Together Dedicated Endpoints
Overview
Deploy models as dedicated endpoints with custom hardware and scaling. Benefits over serverless:
- Predictable performance unaffected by shared traffic
- No rate limits — scale with replica count
- 179+ models supported, including fine-tuned and custom models
- Autoscaling, speculative decoding, and prompt caching
Installation
# Python (recommended)
uv init # optional, if starting a new project
uv add together
# or with pip
pip install together
# TypeScript / JavaScript
npm install together-ai
Set your API key:
export TOGETHER_API_KEY=<your-api-key>
Workflow
- Select a model and check hardware options
- Create the endpoint with hardware and scaling config
- Wait for READY state
- Send inference requests using the endpoint name
- Stop/delete when done to avoid charges
Quick Start
Check Available Hardware
together endpoints hardware --model mistralai/Mixtral-8x7B-Instruct-v0.1
Create an Endpoint
from together import Together
client = Together()
endpoint = client.endpoints.create(
display_name="My Mixtral Endpoint",
model="mistralai/Mixtral-8x7B-Instruct-v0.1",
hardware="2x_nvidia_h100_80gb_sxm",
autoscaling={"min_replicas": 1, "max_replicas": 3},
)
print(endpoint.id) # endpoint-xxxxxxxx for management
print(endpoint.name) # account/model-name-hash for inference
import Together from "together-ai";
const together = new Together();
const endpoint = await together.endpoints.create({
model: "mistralai/Mixtral-8x7B-Instruct-v0.1",
hardware: "2x_nvidia_h100_80gb_sxm",
autoscaling: {
min_replicas: 1,
max_replicas: 3,
},
});
console.log(endpoint.id);
curl -X POST "https://api.together.xyz/v1/endpoints" \
-H "Authorization: Bearer $TOGETHER_API_KEY" \
-H "Content-Type: application/json" \
-d '{
"model": "mistralai/Mixtral-8x7B-Instruct-v0.1",
"hardware": "2x_nvidia_h100_80gb_sxm",
"display_name": "My Mixtral Endpoint",
"autoscaling": {
"min_replicas": 1,
"max_replicas": 3
}
}'
together endpoints create \
--model mistralai/Mixtral-8x7B-Instruct-v0.1 \
--hardware 2x_nvidia_h100_80gb_sxm \
--display-name "My Mixtral Endpoint" \
--min-replicas 1 --max-replicas 3 \
--no-speculative-decoding --wait
Send Inference Requests
Use the endpoint name (not ID) as the model parameter:
response = client.chat.completions.create(
model="tester/mistralai/Mixtral-8x7B-Instruct-v0.1-bb04c904",
messages=[{"role": "user", "content": "Hello!"}],
)
print(response.choices[0].message.content)

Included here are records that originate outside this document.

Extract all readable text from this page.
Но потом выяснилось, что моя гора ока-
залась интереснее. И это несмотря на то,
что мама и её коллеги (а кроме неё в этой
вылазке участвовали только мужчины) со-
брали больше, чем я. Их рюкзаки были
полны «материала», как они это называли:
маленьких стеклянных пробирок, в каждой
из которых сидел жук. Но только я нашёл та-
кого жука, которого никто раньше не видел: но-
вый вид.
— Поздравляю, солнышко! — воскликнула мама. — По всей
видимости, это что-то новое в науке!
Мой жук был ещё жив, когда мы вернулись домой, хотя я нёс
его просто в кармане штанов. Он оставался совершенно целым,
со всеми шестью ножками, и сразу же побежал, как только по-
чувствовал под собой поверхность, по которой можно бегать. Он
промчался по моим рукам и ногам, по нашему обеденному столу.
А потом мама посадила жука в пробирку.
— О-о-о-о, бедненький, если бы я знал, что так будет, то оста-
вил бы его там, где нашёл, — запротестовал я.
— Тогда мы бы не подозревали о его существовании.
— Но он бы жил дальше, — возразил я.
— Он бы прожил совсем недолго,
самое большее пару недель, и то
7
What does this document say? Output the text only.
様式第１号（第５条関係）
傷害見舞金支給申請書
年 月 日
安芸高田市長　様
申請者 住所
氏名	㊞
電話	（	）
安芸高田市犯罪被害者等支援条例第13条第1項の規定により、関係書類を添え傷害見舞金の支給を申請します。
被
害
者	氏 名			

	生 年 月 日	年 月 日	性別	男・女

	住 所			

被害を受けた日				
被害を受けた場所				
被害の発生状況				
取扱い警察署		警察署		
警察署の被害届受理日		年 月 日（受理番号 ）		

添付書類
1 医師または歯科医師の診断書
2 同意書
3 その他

import Together from "together-ai";
const together = new Together();
const response = await together.chat.completions.create({
model: "tester/mistralai/Mixtral-8x7B-Instruct-v0.1-bb04c904",
messages: [{ role: "user", content: "Hello!" }],
});
console.log(response.choices[0].message.content);
curl -X POST "https://api.together.xyz/v1/chat/completions" \
-H "Authorization: Bearer $TOGETHER_API_KEY" \
-H "Content-Type: application/json" \
-d '{
"model": "tester/mistralai/Mixtral-8x7B-Instruct-v0.1-bb04c904",
"messages": [{"role": "user", "content": "Hello!"}]
}'
Manage Endpoints
# Get endpoint status
endpoint = client.endpoints.retrieve("endpoint-abc123")
print(endpoint.state)
# Start / Stop
client.endpoints.update("endpoint-abc123", state="STARTED")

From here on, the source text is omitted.